Companies that do not have a policy of sampling building materials for asbestos prior to a renovation project may be subjecting their employees, and the homeowners, to potentially hazardous environments, creating liability—legal and financial—for themselves and for their insurance carriers.
Lead, PCBs, and Mold
Other potential environmental hazards that may be encountered during demolition and restoration activities include lead paint/dust, polychlorinated biphenyls (PCBs), and mold growth.
Lead-based paints were banned for use in housing in 1978. Therefore, homes constructed before 1978 have an increased likelihood of containing some lead-based or lead-containing paint. According to the CDC, no safe blood lead level in children has been identified, and even low levels of lead in blood have been shown to affect IQ, the ability to pay attention, and academic achievement.
The Lead Renovation, Repair, and Painting Rule (RRP) is an EPA rule that applies to contractors who might disturb surfaces painted with lead-based paint. The RRP requires firms conducting renovation, repair, and painting work that disturbs lead-based paint in homes, child-care facilities, and pre-schools constructed before 1978 to have their firm certified by EPA use-certified renovators trained by EPA-approved training providers.
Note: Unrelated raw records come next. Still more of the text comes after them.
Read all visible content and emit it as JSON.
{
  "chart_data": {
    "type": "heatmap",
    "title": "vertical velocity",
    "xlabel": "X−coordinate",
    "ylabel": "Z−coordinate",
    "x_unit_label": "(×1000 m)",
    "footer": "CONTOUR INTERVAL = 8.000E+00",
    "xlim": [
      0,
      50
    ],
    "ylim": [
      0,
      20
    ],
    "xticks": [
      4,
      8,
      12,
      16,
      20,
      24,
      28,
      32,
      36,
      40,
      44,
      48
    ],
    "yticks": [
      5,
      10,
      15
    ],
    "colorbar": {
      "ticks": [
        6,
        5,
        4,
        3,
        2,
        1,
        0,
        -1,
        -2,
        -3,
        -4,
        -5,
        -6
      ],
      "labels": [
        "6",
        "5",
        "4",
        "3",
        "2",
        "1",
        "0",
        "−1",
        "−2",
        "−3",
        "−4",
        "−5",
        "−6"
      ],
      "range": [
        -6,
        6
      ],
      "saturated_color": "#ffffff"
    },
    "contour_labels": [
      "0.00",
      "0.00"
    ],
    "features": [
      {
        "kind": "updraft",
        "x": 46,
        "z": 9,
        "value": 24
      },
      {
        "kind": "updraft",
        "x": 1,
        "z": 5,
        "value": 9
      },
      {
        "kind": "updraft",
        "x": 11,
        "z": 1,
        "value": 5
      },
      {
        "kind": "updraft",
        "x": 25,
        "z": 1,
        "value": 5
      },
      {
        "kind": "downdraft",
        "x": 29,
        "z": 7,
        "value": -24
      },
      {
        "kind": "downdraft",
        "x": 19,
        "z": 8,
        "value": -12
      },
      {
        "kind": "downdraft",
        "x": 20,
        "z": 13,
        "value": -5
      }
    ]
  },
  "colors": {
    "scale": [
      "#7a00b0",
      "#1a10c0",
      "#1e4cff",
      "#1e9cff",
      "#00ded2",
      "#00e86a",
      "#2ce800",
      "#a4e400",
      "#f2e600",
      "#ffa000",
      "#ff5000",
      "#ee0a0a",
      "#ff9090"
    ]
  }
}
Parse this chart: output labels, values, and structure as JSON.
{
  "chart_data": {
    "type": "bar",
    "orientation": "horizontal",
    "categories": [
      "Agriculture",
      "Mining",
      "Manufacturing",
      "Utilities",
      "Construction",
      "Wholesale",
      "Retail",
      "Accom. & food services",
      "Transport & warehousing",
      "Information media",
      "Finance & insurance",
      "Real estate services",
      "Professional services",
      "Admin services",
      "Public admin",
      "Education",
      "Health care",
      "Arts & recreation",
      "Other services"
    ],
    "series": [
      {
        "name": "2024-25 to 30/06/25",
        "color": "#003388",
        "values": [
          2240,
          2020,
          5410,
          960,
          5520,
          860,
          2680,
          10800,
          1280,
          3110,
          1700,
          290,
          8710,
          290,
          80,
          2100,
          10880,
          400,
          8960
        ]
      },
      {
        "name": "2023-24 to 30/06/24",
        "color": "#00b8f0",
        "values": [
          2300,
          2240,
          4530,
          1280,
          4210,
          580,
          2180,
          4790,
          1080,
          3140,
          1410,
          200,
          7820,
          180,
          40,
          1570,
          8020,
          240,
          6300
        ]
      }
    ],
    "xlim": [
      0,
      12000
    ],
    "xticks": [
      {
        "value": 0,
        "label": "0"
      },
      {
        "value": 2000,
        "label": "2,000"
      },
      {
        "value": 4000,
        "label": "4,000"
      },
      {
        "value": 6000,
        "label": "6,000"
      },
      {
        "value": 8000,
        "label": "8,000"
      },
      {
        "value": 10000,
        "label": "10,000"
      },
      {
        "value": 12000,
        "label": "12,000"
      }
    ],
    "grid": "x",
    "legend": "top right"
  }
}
The firms must also follow lead-safe work practices.
Disturbed mold growth on building materials can produce an exposure hazard to immune-compromised individuals or individuals with mold allergies, while PCBs have been associated with skin conditions in adults and neurobehavioral and immunological changes in children.
Emergency restoration projects take place in complicated, stressful environments, and firms are often under significant reconstruction and re-occupancy timing pressures, and often have limited resources. However, the emergency nature of the work should not prevent consideration of a potential hazardous environment, such as from asbestos, lead, mold, and PCBs. The catastrophic “laundry room” scenario initially described and scenarios like it can be avoided through careful planning.
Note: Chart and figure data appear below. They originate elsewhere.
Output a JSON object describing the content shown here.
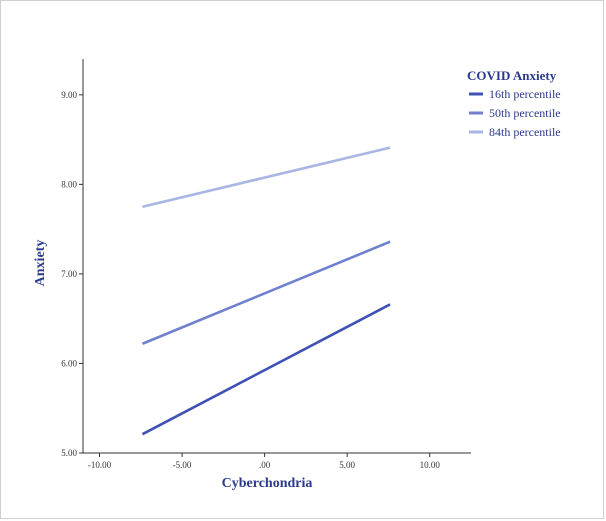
{
  "chart_data": {
    "type": "line",
    "xlabel": "Cyberchondria",
    "ylabel": "Anxiety",
    "xlim": [
      -11,
      12.5
    ],
    "ylim": [
      5.0,
      9.4
    ],
    "x_ticks": [
      "-10.00",
      "-5.00",
      ".00",
      "5.00",
      "10.00"
    ],
    "x_tick_values": [
      -10,
      -5,
      0,
      5,
      10
    ],
    "y_ticks": [
      "5.00",
      "6.00",
      "7.00",
      "8.00",
      "9.00"
    ],
    "y_tick_values": [
      5,
      6,
      7,
      8,
      9
    ],
    "grid": false,
    "legend": {
      "title": "COVID Anxiety",
      "placement": "top-right"
    },
    "series": [
      {
        "name": "16th percentile",
        "color": "#3f51b5",
        "x": [
          -7.4,
          7.6
        ],
        "y": [
          5.21,
          6.66
        ]
      },
      {
        "name": "50th percentile",
        "color": "#6f80cf",
        "x": [
          -7.4,
          7.6
        ],
        "y": [
          6.22,
          7.36
        ]
      },
      {
        "name": "84th percentile",
        "color": "#a9b6e3",
        "x": [
          -7.4,
          7.6
        ],
        "y": [
          7.75,
          8.41
        ]
      }
    ]
  }
}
Asbestos and lead inspections are completed by accredited/licensed inspectors. Licensed asbestos building inspectors sample suspect building materials, and bulk-sample analysis is completed by accredited and licensed environmental laboratories. Experienced and qualified inspectors should be retained to assess potentially mold-impacted areas, and to identify and sample building materials suspected to contain PCBs.
Site inspections can be completed relatively quickly, and bulk sample results can be returned within hours to avoid renovation delays. Pre-planning and efficient coordination between the restoration contractor, the inspector, and the licensed laboratory is the key to reducing potential reconstruction and re-occupancy delays.
Inspectors can be employed by the restoration contractor, however this arrangement can present obvious conflicts of interest; a third-party consultant is recommended to eliminate this potential issue. The cost of an asbestos inspection varies and is dependent on property location, the size of area of restoration, the scope of the project, the cost of laboratory bulk sample analysis, and the number of bulk samples collected.
While bringing in inspectors to sample suspect materials does add a cost to restoration projects, this cost is far lower than the unnecessary liability for the contractor, and the significant regulatory fines, legal and financial liability litigation, additional consultant and abatement fees, personal content contamination cleaning or replacement costs, and professional reputational damage.